Par ce pourvoi, ainsi que par un mémoire complémentaire et un mémoire en réplique, enregistrés les 23 mars et 29 septembre 2020 au secrétariat du contentieux du Conseil d'Etat, M. B... demande au Conseil d'Etat :
1°) d'annuler le jugement du tribunal administratif de Toulouse du 20 décembre 2017 ;
2°) réglant l'affaire au fond, de faire droit à sa demande ;
3°) de mettre à la charge de l'Etat la somme de 2 000 euros au titre de l'article L. 761-1 du code de justice administrative.

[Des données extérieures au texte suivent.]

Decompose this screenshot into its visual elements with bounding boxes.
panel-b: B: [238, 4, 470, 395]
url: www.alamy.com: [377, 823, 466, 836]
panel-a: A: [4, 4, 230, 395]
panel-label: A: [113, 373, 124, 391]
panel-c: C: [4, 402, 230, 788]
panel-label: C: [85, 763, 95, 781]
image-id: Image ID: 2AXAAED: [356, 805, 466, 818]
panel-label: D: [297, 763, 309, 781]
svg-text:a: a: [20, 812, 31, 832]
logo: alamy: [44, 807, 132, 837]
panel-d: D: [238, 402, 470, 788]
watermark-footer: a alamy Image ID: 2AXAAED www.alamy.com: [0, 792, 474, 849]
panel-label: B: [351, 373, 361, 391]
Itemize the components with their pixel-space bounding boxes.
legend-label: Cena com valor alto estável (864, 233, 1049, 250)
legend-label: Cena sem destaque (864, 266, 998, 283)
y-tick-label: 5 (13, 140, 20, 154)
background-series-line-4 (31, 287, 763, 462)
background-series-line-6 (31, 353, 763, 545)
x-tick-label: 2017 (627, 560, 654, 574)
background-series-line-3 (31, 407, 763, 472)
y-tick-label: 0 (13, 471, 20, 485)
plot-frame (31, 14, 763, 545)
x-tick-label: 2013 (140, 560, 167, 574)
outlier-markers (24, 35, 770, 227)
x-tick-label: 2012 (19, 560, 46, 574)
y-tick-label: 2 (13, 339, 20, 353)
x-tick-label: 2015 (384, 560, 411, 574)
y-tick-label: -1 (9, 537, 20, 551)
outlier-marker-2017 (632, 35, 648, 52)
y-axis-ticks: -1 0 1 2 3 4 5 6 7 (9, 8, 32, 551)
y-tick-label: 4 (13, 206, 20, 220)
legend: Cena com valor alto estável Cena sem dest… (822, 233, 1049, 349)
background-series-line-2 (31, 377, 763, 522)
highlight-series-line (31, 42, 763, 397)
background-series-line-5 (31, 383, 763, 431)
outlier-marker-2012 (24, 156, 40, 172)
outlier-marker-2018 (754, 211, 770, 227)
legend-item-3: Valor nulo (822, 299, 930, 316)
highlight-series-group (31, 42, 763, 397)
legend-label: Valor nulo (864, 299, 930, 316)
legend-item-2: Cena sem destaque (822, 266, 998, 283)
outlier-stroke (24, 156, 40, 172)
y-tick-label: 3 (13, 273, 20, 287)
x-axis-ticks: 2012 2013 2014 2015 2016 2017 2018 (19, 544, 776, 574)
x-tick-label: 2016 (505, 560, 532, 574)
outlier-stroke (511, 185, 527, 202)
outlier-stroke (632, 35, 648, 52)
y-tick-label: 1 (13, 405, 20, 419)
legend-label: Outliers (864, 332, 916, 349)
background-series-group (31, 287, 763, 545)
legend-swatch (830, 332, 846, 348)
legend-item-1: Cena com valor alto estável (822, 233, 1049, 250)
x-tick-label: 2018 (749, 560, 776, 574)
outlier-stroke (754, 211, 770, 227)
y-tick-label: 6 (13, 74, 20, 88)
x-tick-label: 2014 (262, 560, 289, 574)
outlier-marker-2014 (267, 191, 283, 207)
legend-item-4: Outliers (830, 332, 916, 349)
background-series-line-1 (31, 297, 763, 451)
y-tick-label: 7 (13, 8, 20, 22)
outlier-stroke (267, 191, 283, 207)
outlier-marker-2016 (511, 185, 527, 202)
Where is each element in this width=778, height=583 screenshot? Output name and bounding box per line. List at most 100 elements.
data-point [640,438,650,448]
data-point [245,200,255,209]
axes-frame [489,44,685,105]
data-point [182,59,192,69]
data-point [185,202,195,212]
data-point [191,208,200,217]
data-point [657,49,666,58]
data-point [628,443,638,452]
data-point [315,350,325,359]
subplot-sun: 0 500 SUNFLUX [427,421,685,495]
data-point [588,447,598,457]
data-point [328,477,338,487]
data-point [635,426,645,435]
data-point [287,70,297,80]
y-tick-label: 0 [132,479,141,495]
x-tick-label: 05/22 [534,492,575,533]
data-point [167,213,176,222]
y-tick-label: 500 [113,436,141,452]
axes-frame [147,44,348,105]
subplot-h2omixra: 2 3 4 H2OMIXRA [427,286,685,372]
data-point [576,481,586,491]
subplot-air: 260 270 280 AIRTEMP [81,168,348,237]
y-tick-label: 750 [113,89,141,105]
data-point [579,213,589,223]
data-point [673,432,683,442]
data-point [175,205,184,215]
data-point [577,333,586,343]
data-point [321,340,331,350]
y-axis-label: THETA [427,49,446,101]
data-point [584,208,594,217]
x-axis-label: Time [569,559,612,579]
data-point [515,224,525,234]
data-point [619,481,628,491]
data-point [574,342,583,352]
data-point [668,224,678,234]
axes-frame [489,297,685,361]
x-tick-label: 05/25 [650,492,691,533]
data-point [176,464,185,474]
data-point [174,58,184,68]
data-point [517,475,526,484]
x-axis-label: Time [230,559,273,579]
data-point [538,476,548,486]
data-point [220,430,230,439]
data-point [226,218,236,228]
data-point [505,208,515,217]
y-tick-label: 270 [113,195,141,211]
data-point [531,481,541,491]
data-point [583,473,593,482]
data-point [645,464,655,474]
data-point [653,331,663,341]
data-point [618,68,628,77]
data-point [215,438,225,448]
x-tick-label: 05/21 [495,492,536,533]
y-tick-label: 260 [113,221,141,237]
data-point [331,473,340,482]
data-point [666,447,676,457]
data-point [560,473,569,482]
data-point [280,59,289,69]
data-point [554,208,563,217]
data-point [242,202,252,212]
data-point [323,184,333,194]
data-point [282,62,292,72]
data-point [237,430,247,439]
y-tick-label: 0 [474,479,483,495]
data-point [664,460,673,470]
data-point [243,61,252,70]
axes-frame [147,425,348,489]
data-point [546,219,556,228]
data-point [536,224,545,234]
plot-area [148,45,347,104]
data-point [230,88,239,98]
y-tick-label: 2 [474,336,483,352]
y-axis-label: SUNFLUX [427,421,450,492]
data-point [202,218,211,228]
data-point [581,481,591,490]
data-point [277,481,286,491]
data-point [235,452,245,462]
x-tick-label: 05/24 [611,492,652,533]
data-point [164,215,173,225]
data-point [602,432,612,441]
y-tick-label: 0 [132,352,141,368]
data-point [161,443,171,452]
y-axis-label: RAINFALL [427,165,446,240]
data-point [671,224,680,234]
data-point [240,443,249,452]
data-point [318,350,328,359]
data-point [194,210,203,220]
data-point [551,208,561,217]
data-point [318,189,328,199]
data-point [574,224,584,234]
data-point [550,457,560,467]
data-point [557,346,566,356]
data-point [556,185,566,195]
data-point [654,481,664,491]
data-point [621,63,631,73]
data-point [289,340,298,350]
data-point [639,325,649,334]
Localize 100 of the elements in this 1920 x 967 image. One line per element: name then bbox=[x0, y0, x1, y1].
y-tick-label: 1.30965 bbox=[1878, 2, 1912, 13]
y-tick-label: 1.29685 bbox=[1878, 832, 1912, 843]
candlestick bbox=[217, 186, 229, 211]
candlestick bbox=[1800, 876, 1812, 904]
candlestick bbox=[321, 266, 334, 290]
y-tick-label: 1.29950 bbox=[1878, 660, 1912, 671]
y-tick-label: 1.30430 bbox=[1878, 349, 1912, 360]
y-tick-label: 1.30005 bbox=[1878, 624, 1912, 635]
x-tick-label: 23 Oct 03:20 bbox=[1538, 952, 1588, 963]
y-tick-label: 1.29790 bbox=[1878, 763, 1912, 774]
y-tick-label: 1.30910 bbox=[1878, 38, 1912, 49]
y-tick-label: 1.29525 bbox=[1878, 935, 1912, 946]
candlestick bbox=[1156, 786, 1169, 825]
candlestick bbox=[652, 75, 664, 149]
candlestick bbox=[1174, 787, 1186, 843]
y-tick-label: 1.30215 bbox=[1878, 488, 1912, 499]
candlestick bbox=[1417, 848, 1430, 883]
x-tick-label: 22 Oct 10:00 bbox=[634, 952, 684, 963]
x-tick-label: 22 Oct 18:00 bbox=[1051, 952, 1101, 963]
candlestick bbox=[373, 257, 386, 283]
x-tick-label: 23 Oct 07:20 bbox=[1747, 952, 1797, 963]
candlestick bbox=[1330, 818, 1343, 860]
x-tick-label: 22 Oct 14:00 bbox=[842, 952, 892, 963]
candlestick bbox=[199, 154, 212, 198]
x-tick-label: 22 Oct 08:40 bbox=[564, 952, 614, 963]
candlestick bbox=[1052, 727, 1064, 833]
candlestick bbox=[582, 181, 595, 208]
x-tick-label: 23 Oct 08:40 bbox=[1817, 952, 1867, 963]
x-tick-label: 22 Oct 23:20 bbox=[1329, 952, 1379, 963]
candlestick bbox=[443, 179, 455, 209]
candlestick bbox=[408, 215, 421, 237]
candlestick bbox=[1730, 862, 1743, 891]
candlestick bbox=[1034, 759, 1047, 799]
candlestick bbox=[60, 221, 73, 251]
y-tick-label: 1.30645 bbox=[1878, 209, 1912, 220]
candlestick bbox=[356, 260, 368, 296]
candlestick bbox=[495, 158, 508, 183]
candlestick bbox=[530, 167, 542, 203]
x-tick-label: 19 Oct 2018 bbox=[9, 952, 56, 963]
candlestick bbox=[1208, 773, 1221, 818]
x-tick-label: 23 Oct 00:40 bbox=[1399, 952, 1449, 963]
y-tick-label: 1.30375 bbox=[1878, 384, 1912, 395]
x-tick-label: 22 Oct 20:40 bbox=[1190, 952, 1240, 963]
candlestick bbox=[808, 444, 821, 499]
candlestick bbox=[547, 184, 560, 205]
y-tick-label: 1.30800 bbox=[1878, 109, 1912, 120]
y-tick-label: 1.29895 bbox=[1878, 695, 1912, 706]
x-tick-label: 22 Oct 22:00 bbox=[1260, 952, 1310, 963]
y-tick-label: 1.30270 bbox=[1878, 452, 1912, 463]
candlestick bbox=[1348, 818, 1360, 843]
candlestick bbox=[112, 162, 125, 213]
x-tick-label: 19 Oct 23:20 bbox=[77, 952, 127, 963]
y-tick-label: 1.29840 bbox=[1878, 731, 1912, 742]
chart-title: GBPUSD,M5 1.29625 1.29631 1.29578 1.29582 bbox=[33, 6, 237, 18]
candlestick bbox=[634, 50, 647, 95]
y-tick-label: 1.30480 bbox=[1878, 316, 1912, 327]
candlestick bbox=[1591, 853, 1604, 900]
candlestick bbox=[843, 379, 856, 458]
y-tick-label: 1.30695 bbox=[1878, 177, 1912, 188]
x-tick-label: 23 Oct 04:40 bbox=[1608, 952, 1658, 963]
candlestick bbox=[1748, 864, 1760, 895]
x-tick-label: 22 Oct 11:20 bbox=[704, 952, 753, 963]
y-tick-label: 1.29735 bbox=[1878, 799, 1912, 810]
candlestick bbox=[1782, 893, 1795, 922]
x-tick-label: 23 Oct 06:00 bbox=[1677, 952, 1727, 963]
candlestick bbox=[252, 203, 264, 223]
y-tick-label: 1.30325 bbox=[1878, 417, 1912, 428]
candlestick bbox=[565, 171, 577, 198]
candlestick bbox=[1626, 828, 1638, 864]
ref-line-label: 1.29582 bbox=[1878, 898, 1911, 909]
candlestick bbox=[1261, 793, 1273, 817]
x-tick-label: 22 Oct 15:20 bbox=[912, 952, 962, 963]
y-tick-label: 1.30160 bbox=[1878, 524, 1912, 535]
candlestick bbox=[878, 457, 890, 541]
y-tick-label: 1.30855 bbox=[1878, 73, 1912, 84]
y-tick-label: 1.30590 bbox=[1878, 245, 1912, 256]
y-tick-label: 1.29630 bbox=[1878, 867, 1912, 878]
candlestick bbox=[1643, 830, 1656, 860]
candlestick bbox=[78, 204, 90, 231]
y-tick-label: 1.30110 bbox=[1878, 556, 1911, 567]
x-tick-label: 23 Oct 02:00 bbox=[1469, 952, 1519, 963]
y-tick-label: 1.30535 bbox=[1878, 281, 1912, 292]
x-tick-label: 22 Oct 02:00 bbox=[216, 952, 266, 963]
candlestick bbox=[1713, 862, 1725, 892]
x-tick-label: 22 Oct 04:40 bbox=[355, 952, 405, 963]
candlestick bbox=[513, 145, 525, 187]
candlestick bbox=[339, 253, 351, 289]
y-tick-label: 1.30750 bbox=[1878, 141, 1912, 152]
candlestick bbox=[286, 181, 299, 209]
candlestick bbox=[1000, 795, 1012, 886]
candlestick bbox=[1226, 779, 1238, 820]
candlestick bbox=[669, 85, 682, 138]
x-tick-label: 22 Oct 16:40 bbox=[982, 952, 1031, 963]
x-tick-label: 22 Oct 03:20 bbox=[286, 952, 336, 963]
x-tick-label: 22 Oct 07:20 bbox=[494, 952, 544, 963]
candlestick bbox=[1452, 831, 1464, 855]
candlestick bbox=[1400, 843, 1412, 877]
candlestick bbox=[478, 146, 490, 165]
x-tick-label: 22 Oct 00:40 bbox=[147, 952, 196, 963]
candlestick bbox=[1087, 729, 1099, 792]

Vu les autres pièces du dossier ;
Vu :
- le code des pensions civiles et militaires de retraite ;
- la loi n° 2010-1330 du 9 novembre 2010 ;
- le décret n° 2011-2103 du 30 décembre 2011 ;
- le code de justice administrative ;
Après avoir entendu en séance publique :
- le rapport de Mme Pauline Berne, maître des requêtes en service extraordinaire,
- les conclusions de M. Laurent Cytermann, rapporteur public ;
La parole ayant été donnée, avant et après les conclusions, à la SCP Foussard, Froger, avocat de M. B... ;
Considérant ce qui suit :
1. Il ressort des pièces du dossier soumis aux juges du fond que M. A... B..., qui appartenait alors au corps des contrôleurs de la Poste, a intégré par la voie du détachement une école normale primaire le 3 octobre 1983, avant d'être titularisé en qualité d'instituteur le 1er septembre 1986 puis en qualité de professeur des écoles à compter du 1er septembre 1999. En réponse à sa demande tendant à connaître la date à compter de laquelle il pourrait faire valoir ses droits à la retraite, la rectrice de l'académie de Toulouse l'a informé, par un courrier du 19 mars 2019, que ses droits à pension seraient ouverts en 2021. Par un courrier du 9 mai 2015, M. B... a contesté cette réponse en faisant valoir qu'il bénéficiait du régime applicable aux fonctionnaires totalisant plus de quinze années de services effectués dans un emploi classé dans la catégorie active, en tenant compte des années passées à l'école normale primaire. Par un second courrier du 1er juin 2015, la rectrice a maintenu sa position. M. B... a demandé au tribunal administratif de Toulouse d'annuler ce courrier. Par un jugement du 20 décembre 2017, le tribunal administratif a rejeté cette demande. Par un arrêt du 16 janvier 2020, la cour administrative d'appel de Bordeaux a transmis au Conseil d'Etat le pourvoi de M. B... dirigé contre ce jugement.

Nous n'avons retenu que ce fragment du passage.